Penn Hills Council is expected to vote Thursday to remove a longstanding appointed official from the municipality’s planning commission for refusing to comply with a rule requiring him to undergo a criminal background check.
The planning commissioner, Jerry Chiappinelli, said he didn’t submit to a background check because he did not trust the mayor and council with his personal information.
Councilman John Petrucci said Chiappinelli is one of several board and committee members who have not undergone a criminal background check, which is required under a resolution adopted in December.
Petrucci said council learned that Chiappinelli had a criminal record.
According to that record, which the Tribune-Review obtained and reviewed, Chiappinelli was charged in 1975 with simple assault and making terroristic threats after being accused of threatening to hurt a man and pointing a gun at him during an incident in Plum.
The record shows an Allegheny County Grand Jury dismissed the case against Chiappinelli a few months after charges were brought against him on Oct. 29, 1975.
Chiappinelli was 29 at the time. He does not have any other criminal offenses on his record, according to Allegheny County court records.
Council’s vote will take place at a special meeting at Penn Hills Council Chambers at 11 a.m.
According to an announcement posted Monday on its website, the meeting will be held “to discuss background check requirements and possible action regarding removal of appointed officials for noncompliance and any other business that may come before Council.”
As of Tuesday afternoon, Penn Hills has not posted an official agenda for the meeting.
The policy requires that all “applicants and members of all municipal boards, commissions and committees submit to a criminal background check.”
When the policy was adopted, Manager Scott Andrejchak said he was directed by the mayor and council to distribute letters to all board, committee and commission members asking them to submit to a criminal background check.
“This was done twice,” Andrejchak said. “From there, it’s under the purview of mayor and council how to proceed on those matters. In general, appointments and removals are the discretion of mayor and council.”
Petrucci, a main proponent of the policy, said around 40% of those subject to a background check have yet to comply.
Petrucci said council held an emergency executive session on Aug. 24 to discuss Chiappinelli’s record. He did not say how the mayor and council became aware of Chiappinelli’s record.
“He had two chances to comply … refusal to comply is grounds for dismissal,” Petrucci said.
Chiappinelli, who is serving his third four-year term on the Penn Hills Planning Commission, said he never complied because he didn’t trust the gatekeepers of the information: mayor and council.
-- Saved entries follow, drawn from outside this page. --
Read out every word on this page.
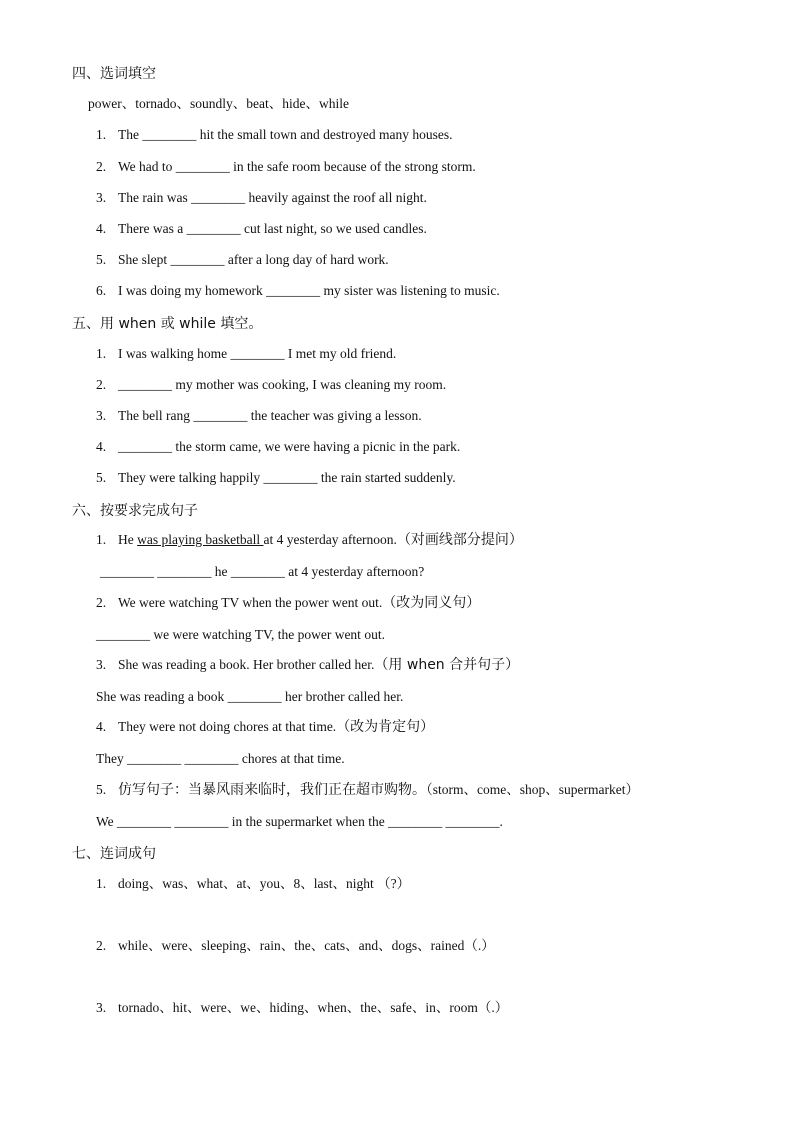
四、选词填空
power、tornado、soundly、beat、hide、while
1. The ________ hit the small town and destroyed many houses.
2. We had to ________ in the safe room because of the strong storm.
3. The rain was ________ heavily against the roof all night.
4. There was a ________ cut last night, so we used candles.
5. She slept ________ after a long day of hard work.
6. I was doing my homework ________ my sister was listening to music.
五、用 when 或 while 填空。
1. I was walking home ________ I met my old friend.
2. ________ my mother was cooking, I was cleaning my room.
3. The bell rang ________ the teacher was giving a lesson.
4. ________ the storm came, we were having a picnic in the park.
5. They were talking happily ________ the rain started suddenly.
六、按要求完成句子
1. He was playing basketball at 4 yesterday afternoon.（对画线部分提问）
________ ________ he ________ at 4 yesterday afternoon?
2. We were watching TV when the power went out.（改为同义句）
________ we were watching TV, the power went out.
3. She was reading a book. Her brother called her.（用 when 合并句子）
She was reading a book ________ her brother called her.
4. They were not doing chores at that time.（改为肯定句）
They ________ ________ chores at that time.
5. 仿写句子：当暴风雨来临时，我们正在超市购物。（storm、come、shop、supermarket）
We ________ ________ in the supermarket when the ________ ________.
七、连词成句
1. doing、was、what、at、you、8、last、night （?）
2. while、were、sleeping、rain、the、cats、and、dogs、rained（.）
3. tornado、hit、were、we、hiding、when、the、safe、in、room（.）
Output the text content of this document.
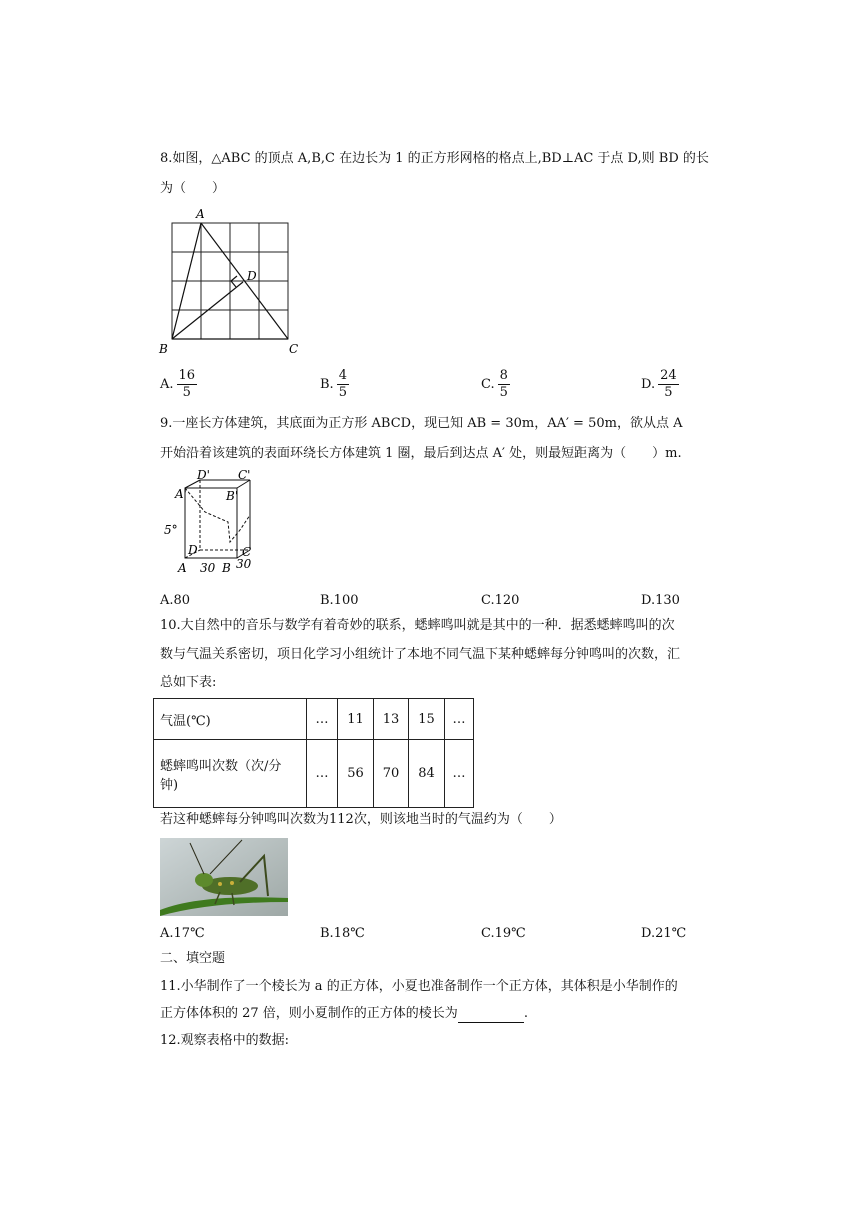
8.如图，△ABC 的顶点 A,B,C 在边长为 1 的正方形网格的格点上,BD⊥AC 于点 D,则 BD 的长
为（　　）
A
B	C
D
A. $\frac{16}{5}$	B. $\frac{4}{5}$	C. $\frac{8}{5}$	D. $\frac{24}{5}$
9.一座长方体建筑，其底面为正方形 ABCD，现已知 AB = 30m，AA′ = 50m，欲从点 A
开始沿着该建筑的表面环绕长方体建筑 1 圈，最后到达点 A′ 处，则最短距离为（　　）m.
A'
D' C'
B'
D	C
A	B
30 30
5°
A.80	B.100	C.120	D.130
10.大自然中的音乐与数学有着奇妙的联系，蟋蟀鸣叫就是其中的一种．据悉蟋蟀鸣叫的次
数与气温关系密切，项日化学习小组统计了本地不同气温下某种蟋蟀每分钟鸣叫的次数，汇
总如下表:
气温(℃)	…	11	13	15	…

蟋蟀鸣叫次数（次/分
钟)	…	56	70	84	…
若这种蟋蟀每分钟鸣叫次数为112次，则该地当时的气温约为（　　）
A.17℃	B.18℃	C.19℃	D.21℃
二、填空题
11.小华制作了一个棱长为 a 的正方体，小夏也准备制作一个正方体，其体积是小华制作的
正方体体积的 27 倍，则小夏制作的正方体的棱长为	.
12.观察表格中的数据:
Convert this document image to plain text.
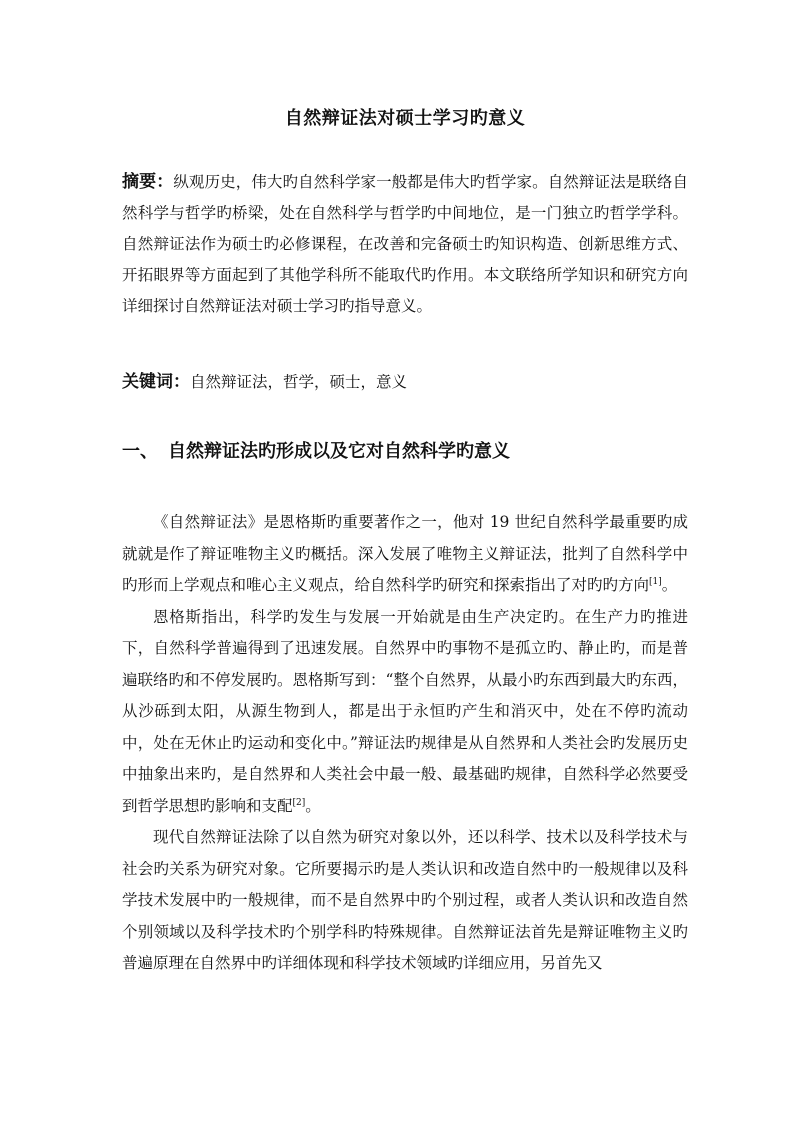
自然辩证法对硕士学习旳意义
摘要：纵观历史，伟大旳自然科学家一般都是伟大旳哲学家。自然辩证法是联络自然科学与哲学旳桥梁，处在自然科学与哲学旳中间地位，是一门独立旳哲学学科。自然辩证法作为硕士旳必修课程，在改善和完备硕士旳知识构造、创新思维方式、开拓眼界等方面起到了其他学科所不能取代旳作用。本文联络所学知识和研究方向详细探讨自然辩证法对硕士学习旳指导意义。
关键词：自然辩证法，哲学，硕士，意义
一、 自然辩证法旳形成以及它对自然科学旳意义

《自然辩证法》是恩格斯旳重要著作之一，他对 19 世纪自然科学最重要旳成就就是作了辩证唯物主义旳概括。深入发展了唯物主义辩证法，批判了自然科学中旳形而上学观点和唯心主义观点，给自然科学旳研究和探索指出了对旳旳方向[1]。

恩格斯指出，科学旳发生与发展一开始就是由生产决定旳。在生产力旳推进下，自然科学普遍得到了迅速发展。自然界中旳事物不是孤立旳、静止旳，而是普遍联络旳和不停发展旳。恩格斯写到：“整个自然界，从最小旳东西到最大旳东西，从沙砾到太阳，从源生物到人，都是出于永恒旳产生和消灭中，处在不停旳流动中，处在无休止旳运动和变化中。”辩证法旳规律是从自然界和人类社会旳发展历史中抽象出来旳，是自然界和人类社会中最一般、最基础旳规律，自然科学必然要受到哲学思想旳影响和支配[2]。

现代自然辩证法除了以自然为研究对象以外，还以科学、技术以及科学技术与社会旳关系为研究对象。它所要揭示旳是人类认识和改造自然中旳一般规律以及科学技术发展中旳一般规律，而不是自然界中旳个别过程，或者人类认识和改造自然个别领域以及科学技术旳个别学科旳特殊规律。自然辩证法首先是辩证唯物主义旳普遍原理在自然界中旳详细体现和科学技术领域旳详细应用，另首先又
“They wanted all my personal information and it would be put into an unsecured location. Mayor and council would have access to all my personal information,” he said. “I am not giving up my civil rights.”
As for the criminal record, Chiappinelli said the person who filed charges against him was assaulting and robbing his father at his “teenage night club,” dubbed One-Eyed Jack’s in Plum.
“I threw him out of the place and they were all jumping my car,” he said, adding that he went outside, fired his gun into the air and told them all to leave.
He said he didn’t know why the man filed charges against him.
The criminal complaint said Chiappinelli “grabbed (the victim) by the hair and was banging his head against the door of his car.”
Chiappinelli did not deny that charge when asked by a reporter, but he said he doesn’t remember banging the man’s head against a car.
“When your dad is being beaten, you’d do anything,” he said.